Dear Santa…
MANILA, Philippines - Dear Santa,
All my life, I’ve been led to believe that you are not real. It seems a rite of passage, us, mortals, all need to pass — to grow up and believe that you’re not real. But these days, there are also two mantras people live by (especially grown-ups):
1. You can never be too sure; and
2. Go where the money is.
So, yeah, being a full-fledged adult, I’m taking my chances, Mr. Claus.
Before I begin listing down my wishes, I’d like to thank you for the early Christmas presents — like the Miss International 2013 crown, for starters. I am glad that you’ve continued supporting the Filipino people, even if we are a chimney-less race. Rest assured that you are so well-loved by us that every Caucasian man who walks in Ermita reminds us of you and your kindness. And it’s true to some extent — especially for impoverished and innocent children, gold-diggers, and lovers of the American people (starting with the President himself).
Yes, Santa Claus, you are very real to us. While Coca-Cola may have “invented†you through billions of dollars worth of advertising, I believe that you are flesh and bone (and more flesh). I believe that you’re not just making a list and checking it twice, but that you are here with us every single day. You are materialistic instant gratification (and at times, Western imperialism) in the flesh.
So, as I’ve said, thank you for letting Filipina beauty stand out in the recent pageants. That gift was a long time coming. Year in, year out, that’s always been part of our wish lists. Finally, it happened in our generation.
But if I had it my way, I wouldn’t grant the same wish on the same year twice. Aside from the fact that twice as much ain’t twice as good, the joke gets old and we start to think twice about what those awards really mean. Yeah, they’re nice. Thank you. But… how come the Chinese never win those pageants?
On that note, thank you, too, for the Manny Pacquiao comeback to close the year. The win was nice, but the hullabaloo about taxes was a wet blanket. It wasn’t really a national issue — like hey, I think the amount of taxes you pay is a very private and personal matter; that’s someone’s salary for crying out loud! — but I guess we really needed to know how Pacquiao’s life is not a walk in the park. Truly, with great earnings come great taxes.
And, oh! That reminds me, thank you for the abolition of pork barrel. I guess we will be able to eat our Christmas hamon in peace, knowing that a congressman or Napoles somewhere isn’t pigging out on our taxes. But my beef lies in the trillions in the President’s disposal. I know he’s the President and all, but the DAP lives on the same unconstitutionalities the Supreme Court pointed out in the case of PDAF. Now that Congress is penniless, the executive branch has horded all financial power (ergo, all power). And now, our country’s being run by a legitimized dictatorship.
And with the Romualdezes and the Marcoses as his sworn enemies, I wouldn’t be surprised if the President blows his top to defend the DAP. You know, hating your enemies so much turns you into someone exactly like them.

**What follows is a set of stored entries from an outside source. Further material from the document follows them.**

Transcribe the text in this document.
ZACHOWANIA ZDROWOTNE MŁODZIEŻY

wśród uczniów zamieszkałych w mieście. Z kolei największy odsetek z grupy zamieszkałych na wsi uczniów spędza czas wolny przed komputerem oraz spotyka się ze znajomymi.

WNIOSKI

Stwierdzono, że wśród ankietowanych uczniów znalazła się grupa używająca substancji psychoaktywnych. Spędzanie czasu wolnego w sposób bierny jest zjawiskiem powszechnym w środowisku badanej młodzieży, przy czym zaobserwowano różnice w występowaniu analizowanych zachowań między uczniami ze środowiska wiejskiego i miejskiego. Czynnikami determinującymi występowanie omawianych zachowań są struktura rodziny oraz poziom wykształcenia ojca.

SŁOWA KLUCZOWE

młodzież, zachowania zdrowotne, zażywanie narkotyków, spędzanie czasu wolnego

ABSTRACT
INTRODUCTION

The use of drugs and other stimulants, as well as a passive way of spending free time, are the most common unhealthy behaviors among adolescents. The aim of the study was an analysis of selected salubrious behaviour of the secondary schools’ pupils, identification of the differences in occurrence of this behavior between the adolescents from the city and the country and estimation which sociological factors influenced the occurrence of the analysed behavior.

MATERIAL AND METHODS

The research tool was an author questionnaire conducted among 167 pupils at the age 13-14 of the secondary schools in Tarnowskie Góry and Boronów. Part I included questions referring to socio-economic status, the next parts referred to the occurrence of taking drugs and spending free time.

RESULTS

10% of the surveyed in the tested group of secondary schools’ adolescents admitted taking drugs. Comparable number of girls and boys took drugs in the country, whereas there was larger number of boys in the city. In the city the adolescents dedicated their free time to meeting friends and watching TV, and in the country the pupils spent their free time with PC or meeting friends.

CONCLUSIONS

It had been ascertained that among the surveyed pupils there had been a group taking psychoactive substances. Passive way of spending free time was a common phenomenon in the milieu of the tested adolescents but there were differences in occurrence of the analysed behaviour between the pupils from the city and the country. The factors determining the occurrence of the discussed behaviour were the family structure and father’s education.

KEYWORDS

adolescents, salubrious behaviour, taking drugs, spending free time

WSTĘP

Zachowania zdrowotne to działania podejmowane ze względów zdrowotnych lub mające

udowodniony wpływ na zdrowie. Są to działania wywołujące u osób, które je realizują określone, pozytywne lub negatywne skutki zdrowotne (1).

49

And indeed, Noynoy has blown his top. The next part is to acquire the same evil and mischievous brilliance as Macoy — but I doubt our current President has half the mind to get there.
Speaking of government officials, thank you, Santa, for a not-so-new set of senators and local officials. May they prepare for the perils of climate change and the equally perilous rage of Mar Roxas. I guess we just have to understand that the DILG Secretary is an Araneta and a Roxas, educated abroad and has never been to the palengke since campaigning a decade ago (except maybe to drop off his Korina’s goods — rubber slippers).
Oh, and Santa, lest we forget! I hope you can drop off some much needed help in Tacloban. We, Filipinos, are a forgetful and forgiving people. See, I even started this letter by thanking you for Megan Young’s win when there are thousands dead and dying in Leyte. Silly me! It seems like the Christmas rush and this need to give and receive gifts have taken over my priorities.
Sincerely,
A middle class netizen
P.S. May you also send help to the people of Sabah. Since our President has labeled his own countrymen as terrorists, may you, oh immortal and understanding one, see beyond religious and cultural differences. May Rudolph’s nose light your way up to Kota Kinabalu.
P.P.S. I hope the toys you give to the kids this year aren’t made in China. Or in that case, the USA. I’d like to imagine elves — Thranduil, Arwen, or Legolas — making our toys and not any of those two warring giants.